Tuesday was my favorite. I sat outside under sunny skies and had the “bowl of the day,” which is often vegetarian at the Barge but not always. On this day, it was amazing for its simplicity and deliciousness. It was a slice of curried/roasted pumpkin (a product used often by Elsa) grown in Vendée on a bed of buckwheat and beans topped by salad and a perfectly timed poached egg (the bowl is pictured above).
The dessert was ridiculous. She calls it a “tarte au fromage blanc citronnée” which was basically a slice of unbelievable lemon cheesecake topped with a drizzle of salty buttery caramel.
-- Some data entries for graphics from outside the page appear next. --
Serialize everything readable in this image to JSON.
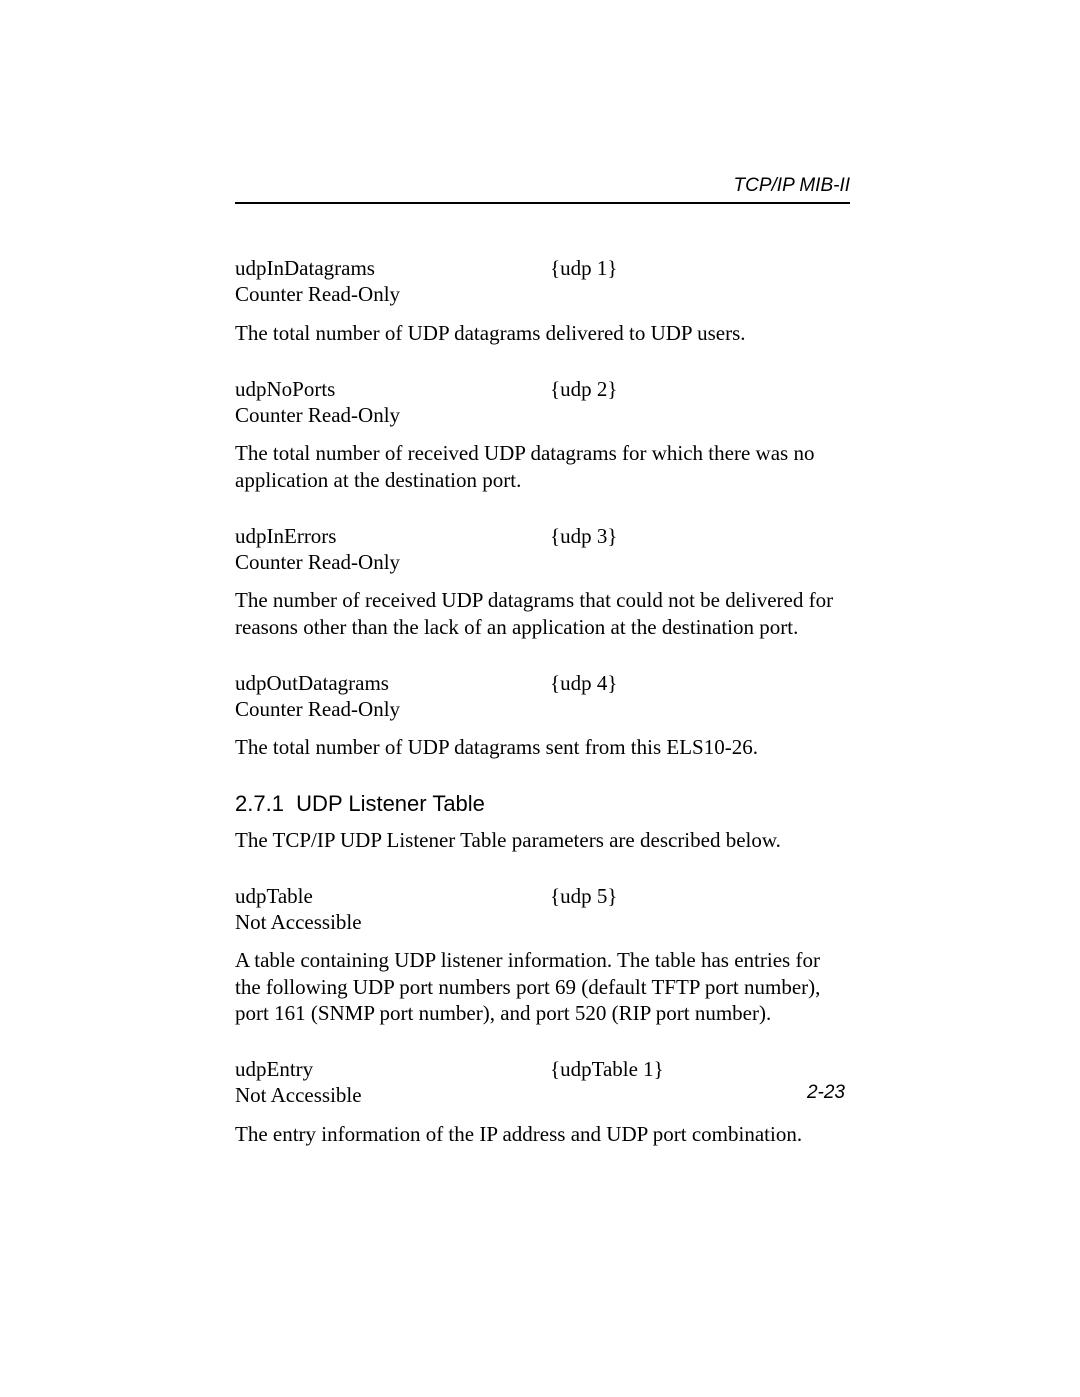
{
  "header": {
    "title": "TCP/IP MIB-II"
  },
  "entries": [
    {
      "name": "udpInDatagrams",
      "oid": "{udp 1}",
      "access": "Counter Read-Only",
      "description": "The total number of UDP datagrams delivered to UDP users."
    },
    {
      "name": "udpNoPorts",
      "oid": "{udp 2}",
      "access": "Counter Read-Only",
      "description": "The total number of received UDP datagrams for which there was no application at the destination port."
    },
    {
      "name": "udpInErrors",
      "oid": "{udp 3}",
      "access": "Counter Read-Only",
      "description": "The number of received UDP datagrams that could not be delivered for reasons other than the lack of an application at the destination port."
    },
    {
      "name": "udpOutDatagrams",
      "oid": "{udp 4}",
      "access": "Counter Read-Only",
      "description": "The total number of UDP datagrams sent from this ELS10-26."
    }
  ],
  "section": {
    "number": "2.7.1",
    "title": "UDP Listener Table",
    "intro": "The TCP/IP UDP Listener Table parameters are described below."
  },
  "subentries": [
    {
      "name": "udpTable",
      "oid": "{udp 5}",
      "access": "Not Accessible",
      "description": "A table containing UDP listener information. The table has entries for the following UDP port numbers port 69 (default TFTP port number), port 161 (SNMP port number), and port 520 (RIP port number)."
    },
    {
      "name": "udpEntry",
      "oid": "{udpTable 1}",
      "access": "Not Accessible",
      "description": "The entry information of the IP address and UDP port combination."
    }
  ],
  "footer": {
    "page_number": "2-23"
  }
}
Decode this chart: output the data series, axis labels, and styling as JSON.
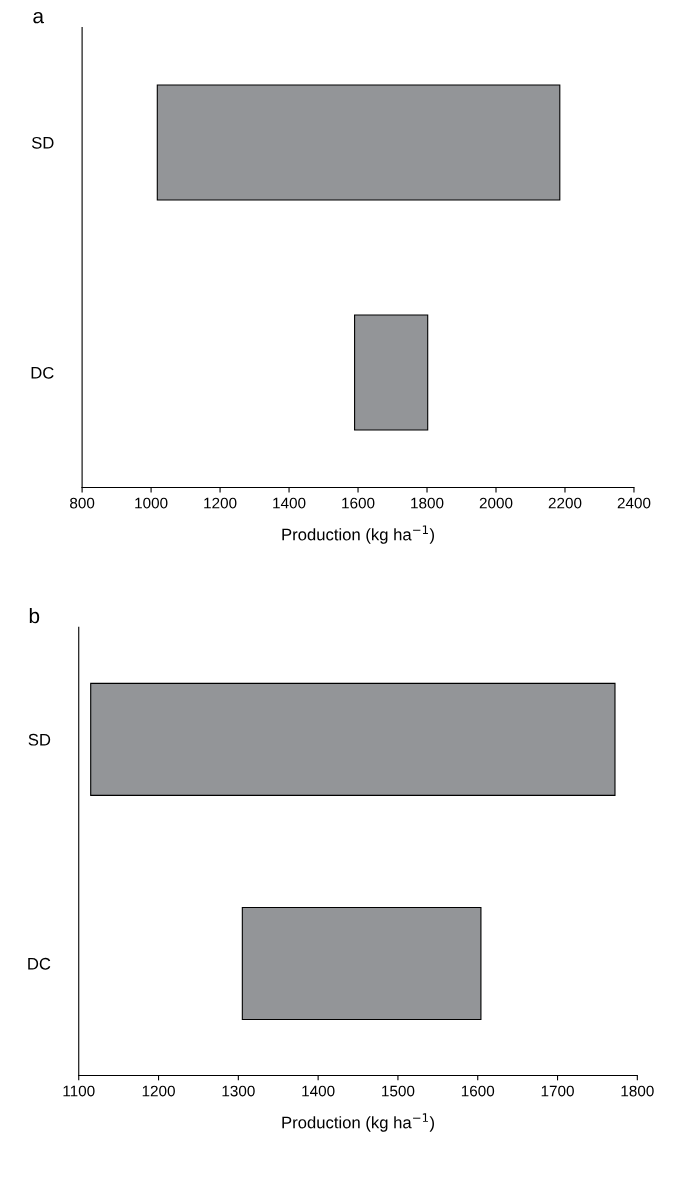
{
  "chart_data": [
    {
      "type": "bar",
      "orientation": "horizontal",
      "title": "a",
      "xlabel": "Production (kg ha$^{−1}$)",
      "categories": [
        "SD",
        "DC"
      ],
      "base": [
        1018,
        1590
      ],
      "values": [
        1167,
        212
      ],
      "color": "#939598",
      "xlim": [
        800,
        2400
      ],
      "xticks": [
        800,
        1000,
        1200,
        1400,
        1600,
        1800,
        2000,
        2200,
        2400
      ],
      "grid": false
    },
    {
      "type": "bar",
      "orientation": "horizontal",
      "title": "b",
      "xlabel": "Production (kg ha$^{−1}$)",
      "categories": [
        "SD",
        "DC"
      ],
      "base": [
        1115,
        1305
      ],
      "values": [
        657,
        299
      ],
      "color": "#939598",
      "xlim": [
        1100,
        1800
      ],
      "xticks": [
        1100,
        1200,
        1300,
        1400,
        1500,
        1600,
        1700,
        1800
      ],
      "grid": false
    }
  ]
}
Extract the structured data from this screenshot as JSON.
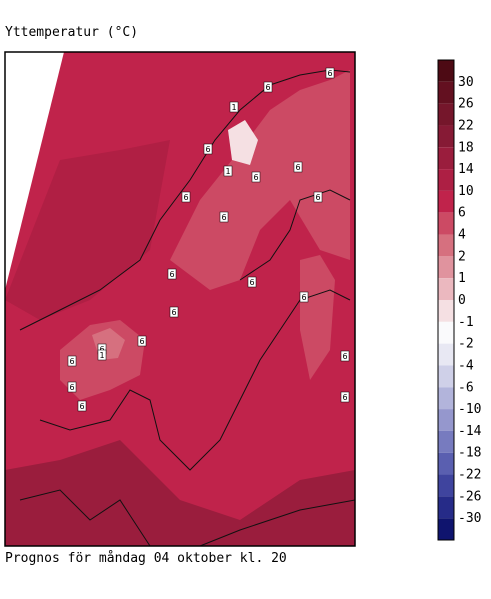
{
  "title": "Yttemperatur (°C)",
  "footer": "Prognos för måndag 04 oktober kl. 20",
  "legend": {
    "labels": [
      30,
      26,
      22,
      18,
      14,
      10,
      6,
      4,
      2,
      1,
      0,
      -1,
      -2,
      -4,
      -6,
      -10,
      -14,
      -18,
      -22,
      -26,
      -30
    ],
    "colors": [
      "#4d0a14",
      "#631020",
      "#75162b",
      "#861a35",
      "#9a1d3d",
      "#ad1f44",
      "#c0234b",
      "#cc4a64",
      "#d6707f",
      "#e0939e",
      "#ebb8bf",
      "#f5e0e3",
      "#fafafc",
      "#e8e8f3",
      "#cfd0e8",
      "#b2b4db",
      "#9597cd",
      "#777bbf",
      "#5a5fb0",
      "#3f449e",
      "#262b88",
      "#0f146e"
    ]
  },
  "map_labels": [
    6,
    6,
    1,
    6,
    1,
    6,
    6,
    6,
    6,
    6,
    6,
    6,
    6,
    6,
    6,
    6,
    6,
    1,
    6,
    6,
    6,
    6
  ]
}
La Grande Barge was packed both days I was there. There’s a core four who work there including Elsa in the kitchen. Jean-Baptiste works the tables. And Francois and Aurelie assure that it call comes together during the busy lunch rush. The restaurant is backed by a collective which I don’t fully understand other than there’s some 30 or so people with a hand in the direction and philosophy which is intensely focused on finding and using local producers. The Barge says almost all of their products come from within 62 miles of Nantes. A map on the wall to the right as you enter shows in detail where everything comes from and who produced it.
When I was there Tuesday, people were also walking away with sacks of local produce sold at the store. Interestingly, and I guess kinda French, the Grande Barge is closed on the weekends.